Dr. Danielle Harris, Undergraduate Coordinator - Danielle A Harris received her doctorate in Criminology in 2008 from Griffith University, Australia. Prior to that, she completed a Masters degree in Criminology and Criminal Justice at the University of Maryland (College Park) and a Bachelor of Arts Degree in Justice Studies (with Honors) at the Queensland University of Technology, Brisbane and the University of Westminster, London. Her research interests include many aspects of sexual offending: specialization and versatility; the criminal career paradigm; desistance; female sexual offending; and related public policy. Dr Harris is the Director of Research for the Art of Yoga Project, a nonprofit organization that provides a yoga and creative arts curriculum to girls in custody. She is also actively involved in the SJSU Record Clearance Project. When she is not grading or writing, she enjoys travel, theatre, and sleep.
Dr. Steven Lee, Director of Forensic Science Program - Professor Lee holds a BS from SUNY Binghamton in Biology, an MS from NYU and PhD from University of California, Berkeley in Molecular Biology. Dr. Lee is also currently a Visiting Scholar at UC Berkeley and serves frequently as a consultant or trainer in forensic DNA. He was formerly the Director of R&D at CA Dept of Justice DNA Laboratory from 1994-2000 where he served as an expert witness in DNA, spearheaded the implementation of robotics for sample processing, DNA extraction and STR amplification, and conducted DNA training courses. He is a Fellow in the Criminalistics section of the American Academy of Forensic Sciences, full member of the California Association of Criminalists, American Association for the Advancement of Science, National Science Teachers Association and is qualified as an American Society of Crime Laboratory Director’s Laboratory Accreditation Board inspector. He has taught courses in molecular biology at SFSU (1996-1998), Forensic genetics at UC Davis (1997), forensic DNA Typing of STRs at FIU (2003), Criminalistics, Forensic Science, DNA and Crime, Genetics Law and Society and Forensic Molecular Biology at SJSU.

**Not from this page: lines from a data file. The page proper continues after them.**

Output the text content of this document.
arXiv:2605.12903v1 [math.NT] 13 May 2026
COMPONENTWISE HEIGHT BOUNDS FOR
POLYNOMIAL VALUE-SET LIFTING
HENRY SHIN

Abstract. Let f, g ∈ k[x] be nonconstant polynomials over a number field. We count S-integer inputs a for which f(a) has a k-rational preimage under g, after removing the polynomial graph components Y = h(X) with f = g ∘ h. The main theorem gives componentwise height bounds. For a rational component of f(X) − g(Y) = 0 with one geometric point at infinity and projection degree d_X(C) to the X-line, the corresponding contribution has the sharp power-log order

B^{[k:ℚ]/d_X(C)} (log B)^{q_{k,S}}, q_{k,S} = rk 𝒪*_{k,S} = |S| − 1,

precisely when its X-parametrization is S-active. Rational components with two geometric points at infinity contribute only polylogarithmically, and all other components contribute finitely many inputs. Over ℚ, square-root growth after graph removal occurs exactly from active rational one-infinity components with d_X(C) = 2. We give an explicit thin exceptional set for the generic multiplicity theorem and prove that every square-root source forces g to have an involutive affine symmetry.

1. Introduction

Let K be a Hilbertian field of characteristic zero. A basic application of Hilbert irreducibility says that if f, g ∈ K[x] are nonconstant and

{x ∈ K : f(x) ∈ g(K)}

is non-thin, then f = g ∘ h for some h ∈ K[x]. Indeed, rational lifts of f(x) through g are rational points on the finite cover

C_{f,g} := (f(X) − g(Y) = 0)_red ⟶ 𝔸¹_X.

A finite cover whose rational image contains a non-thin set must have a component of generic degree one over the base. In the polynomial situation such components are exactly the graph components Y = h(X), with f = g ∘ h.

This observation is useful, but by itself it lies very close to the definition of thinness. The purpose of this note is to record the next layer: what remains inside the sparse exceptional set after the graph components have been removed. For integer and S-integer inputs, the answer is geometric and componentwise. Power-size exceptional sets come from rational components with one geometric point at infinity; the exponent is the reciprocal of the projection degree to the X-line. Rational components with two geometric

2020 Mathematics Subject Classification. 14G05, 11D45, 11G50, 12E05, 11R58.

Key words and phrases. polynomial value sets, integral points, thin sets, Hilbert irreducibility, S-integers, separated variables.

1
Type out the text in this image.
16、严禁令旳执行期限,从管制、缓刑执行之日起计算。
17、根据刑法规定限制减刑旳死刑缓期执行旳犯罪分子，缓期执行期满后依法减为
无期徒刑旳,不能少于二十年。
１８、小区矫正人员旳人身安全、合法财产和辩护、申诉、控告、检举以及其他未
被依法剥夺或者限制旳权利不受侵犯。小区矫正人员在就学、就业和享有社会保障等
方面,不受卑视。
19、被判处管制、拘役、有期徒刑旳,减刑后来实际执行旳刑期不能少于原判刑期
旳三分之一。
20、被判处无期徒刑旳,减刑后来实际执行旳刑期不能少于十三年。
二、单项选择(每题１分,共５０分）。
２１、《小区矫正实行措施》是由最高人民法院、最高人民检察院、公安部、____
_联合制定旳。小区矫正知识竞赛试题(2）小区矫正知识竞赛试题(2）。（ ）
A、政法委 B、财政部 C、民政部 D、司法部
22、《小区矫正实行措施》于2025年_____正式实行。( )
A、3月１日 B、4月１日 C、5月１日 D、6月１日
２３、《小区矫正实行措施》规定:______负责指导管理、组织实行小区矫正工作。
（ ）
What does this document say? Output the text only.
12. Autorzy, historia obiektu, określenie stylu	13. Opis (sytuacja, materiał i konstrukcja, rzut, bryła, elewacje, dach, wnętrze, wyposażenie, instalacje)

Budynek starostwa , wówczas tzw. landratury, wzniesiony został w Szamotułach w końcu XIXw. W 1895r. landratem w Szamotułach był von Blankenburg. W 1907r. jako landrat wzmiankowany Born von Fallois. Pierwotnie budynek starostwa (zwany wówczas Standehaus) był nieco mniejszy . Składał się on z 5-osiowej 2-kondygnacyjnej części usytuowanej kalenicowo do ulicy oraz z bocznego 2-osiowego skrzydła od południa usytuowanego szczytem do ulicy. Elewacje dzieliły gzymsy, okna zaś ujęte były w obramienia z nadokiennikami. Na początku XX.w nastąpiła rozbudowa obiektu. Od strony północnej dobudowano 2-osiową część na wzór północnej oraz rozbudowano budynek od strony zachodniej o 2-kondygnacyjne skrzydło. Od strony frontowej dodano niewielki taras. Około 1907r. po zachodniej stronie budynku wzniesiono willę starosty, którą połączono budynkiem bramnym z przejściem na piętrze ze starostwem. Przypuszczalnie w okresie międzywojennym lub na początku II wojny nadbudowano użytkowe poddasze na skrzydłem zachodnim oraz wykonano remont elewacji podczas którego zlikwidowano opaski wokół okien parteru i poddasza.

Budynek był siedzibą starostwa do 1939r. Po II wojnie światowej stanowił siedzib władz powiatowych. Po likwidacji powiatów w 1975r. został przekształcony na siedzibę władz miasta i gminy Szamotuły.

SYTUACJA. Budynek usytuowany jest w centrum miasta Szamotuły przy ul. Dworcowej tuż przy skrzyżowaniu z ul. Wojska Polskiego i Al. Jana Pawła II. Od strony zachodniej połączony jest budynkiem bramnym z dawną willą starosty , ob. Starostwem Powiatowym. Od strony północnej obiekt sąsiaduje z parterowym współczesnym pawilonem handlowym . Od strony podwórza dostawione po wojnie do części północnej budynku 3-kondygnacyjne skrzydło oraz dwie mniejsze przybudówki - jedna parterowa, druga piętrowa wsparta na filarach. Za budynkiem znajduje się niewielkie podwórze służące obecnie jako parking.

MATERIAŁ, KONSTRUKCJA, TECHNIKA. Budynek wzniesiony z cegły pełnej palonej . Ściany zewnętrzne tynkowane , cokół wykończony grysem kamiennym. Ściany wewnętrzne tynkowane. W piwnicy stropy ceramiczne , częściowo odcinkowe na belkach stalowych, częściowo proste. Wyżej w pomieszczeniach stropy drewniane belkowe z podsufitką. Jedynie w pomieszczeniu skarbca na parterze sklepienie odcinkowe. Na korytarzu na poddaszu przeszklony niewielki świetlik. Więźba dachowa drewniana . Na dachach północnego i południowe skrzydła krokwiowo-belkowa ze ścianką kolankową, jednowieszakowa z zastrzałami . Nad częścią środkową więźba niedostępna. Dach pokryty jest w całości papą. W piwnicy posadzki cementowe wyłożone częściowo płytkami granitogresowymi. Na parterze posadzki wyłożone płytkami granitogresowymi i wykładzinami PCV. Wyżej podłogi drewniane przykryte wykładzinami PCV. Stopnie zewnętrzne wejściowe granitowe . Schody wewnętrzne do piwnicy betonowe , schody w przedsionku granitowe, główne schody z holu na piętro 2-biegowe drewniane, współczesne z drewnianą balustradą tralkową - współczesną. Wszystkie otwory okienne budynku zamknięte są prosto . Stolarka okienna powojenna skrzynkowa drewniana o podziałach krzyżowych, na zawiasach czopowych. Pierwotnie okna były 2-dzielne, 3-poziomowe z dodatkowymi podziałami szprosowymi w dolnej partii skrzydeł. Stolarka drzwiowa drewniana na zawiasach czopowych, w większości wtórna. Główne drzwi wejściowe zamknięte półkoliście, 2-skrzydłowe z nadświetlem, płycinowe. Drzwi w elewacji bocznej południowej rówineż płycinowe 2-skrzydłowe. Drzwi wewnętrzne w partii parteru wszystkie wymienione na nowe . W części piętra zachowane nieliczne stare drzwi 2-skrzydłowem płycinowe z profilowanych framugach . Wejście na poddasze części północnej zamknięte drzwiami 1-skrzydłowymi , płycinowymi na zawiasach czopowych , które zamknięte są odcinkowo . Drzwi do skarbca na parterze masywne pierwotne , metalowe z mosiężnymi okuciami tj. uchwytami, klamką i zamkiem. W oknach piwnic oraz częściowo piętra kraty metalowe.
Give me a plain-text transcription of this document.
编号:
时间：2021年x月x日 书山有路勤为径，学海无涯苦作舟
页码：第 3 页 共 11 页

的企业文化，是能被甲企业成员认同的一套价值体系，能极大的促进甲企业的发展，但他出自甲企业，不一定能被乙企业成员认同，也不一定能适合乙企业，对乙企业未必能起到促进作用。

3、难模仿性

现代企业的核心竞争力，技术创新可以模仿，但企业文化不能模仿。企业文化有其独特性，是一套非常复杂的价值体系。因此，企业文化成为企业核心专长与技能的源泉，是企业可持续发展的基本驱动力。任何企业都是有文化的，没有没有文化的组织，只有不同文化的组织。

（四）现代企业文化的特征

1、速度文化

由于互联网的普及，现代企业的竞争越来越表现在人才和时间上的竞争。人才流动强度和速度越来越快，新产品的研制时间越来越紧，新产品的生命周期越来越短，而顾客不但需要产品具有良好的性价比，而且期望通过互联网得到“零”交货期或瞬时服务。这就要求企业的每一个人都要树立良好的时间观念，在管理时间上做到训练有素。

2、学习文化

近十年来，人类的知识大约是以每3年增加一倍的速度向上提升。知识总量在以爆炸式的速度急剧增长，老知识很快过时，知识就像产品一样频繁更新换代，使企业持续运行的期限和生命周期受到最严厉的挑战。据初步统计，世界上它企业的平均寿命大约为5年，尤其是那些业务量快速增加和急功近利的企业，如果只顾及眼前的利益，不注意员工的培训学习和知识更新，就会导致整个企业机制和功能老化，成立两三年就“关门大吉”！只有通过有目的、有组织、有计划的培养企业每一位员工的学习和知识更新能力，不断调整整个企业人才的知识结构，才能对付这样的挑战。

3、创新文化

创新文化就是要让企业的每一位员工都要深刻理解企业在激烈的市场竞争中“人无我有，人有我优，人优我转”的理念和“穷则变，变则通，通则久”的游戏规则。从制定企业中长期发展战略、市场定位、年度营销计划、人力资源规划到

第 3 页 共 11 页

Dr. William Armaline, Director of Human Rights Program - William Armaline is an assistant professor in the Department of Justice Studies at San José State University working primarily in the fields of sociology, education, and human rights. His areas of interest include sustainable political economic and ecological theory, critical race theory and anti-racism, critical pedagogy and transformative education, critical ethnography, inequality and youth, prison abolition, and drug policy reform. Dr. Armaline is currently in contract with Polity Press for a second book on the Political Sociology of Human Rights, and will serve as Director of the new Minor in Human Rights at San Jose State University beginning in Fall 2012.
Jan Hagemann, Alumni Coordinator - Jan Hagemann earned a bachelor's degree from UC Berkeley and a teaching credential and master's degree from San José State. She taught 100W in the Justice Studies Department and was formally a Faculty-in-Residence at the SJSU Writing Center. Jan was recognized as an Outstanding Lecturer for 2009/2010. Although she retired in 2013, she still serves as a volunteer in a variety of areas within the Department.